The tide is far out now. Between the pebble beach with its litter of corpses and the sea where the armada waits, shrouded in smoke, there lies a wide strip of shining sand. The hour is past ten. On HMS Calpe General Roberts knows the assault has failed. He gives the order to retreat.
* * *
Ed Avenell’s rage has only grown as he has taken in the scale of the disaster. He rages at the enemy who won’t come out to fight. But most of all he rages at the sheer folly of it all. Why would any sane military planner send men to storm a heavily defended beach in broad daylight? But there are no sane military planners. The world is run by fools and the outcome is and always will be chaos. So together with his rage goes a fierce gladness that his deepest instincts should be proved so visibly right. This battle, that has no structure and no objective, that takes place merely to cause men to die to no purpose, is for Ed a perfect model of existence stripped bare. His anger flows from him in a righteous stream, but he’s laughing at himself even as he deals out his vengeance, because he knows his only true justification for killing is that he too is prepared to die.
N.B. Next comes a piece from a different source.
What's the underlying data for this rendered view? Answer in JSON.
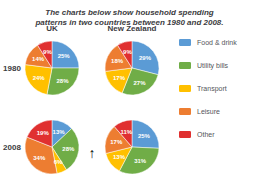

By the time he gets the order to retreat he has entered an almost ecstatic state. He should have been hit countless times, but somehow the bullets have not found him, and the shell splinters have passed him by. Now he believes his luck is impregnable, and he takes no precautions at all. He has become invulnerable.
* * *
Larry remains crouched behind the abandoned tank as the retreat unfolds. He sees men running back down the beach towards the returning landing craft. He smells seaweed, and salt water, and blood. He has no desire to get up himself and go to the boats. The space between himself and the water is a killing zone, men fall repeatedly as they run, hit by the guns in the cliffs, or the strafing of planes, or the unending boom of the mortars. But Larry does not stay where he is because he’s afraid of the danger on the open beach. He remains motionless because he has lost the will to act. He has become utterly resigned, even to his own destruction.
His dulled gaze is caught by a man who is striding down the beach with another man in his arms. Larry sees him deliver his burden to the group clustered round the landing craft. Then he returns, striding back up the beach, oblivious to the bullets flying all round him.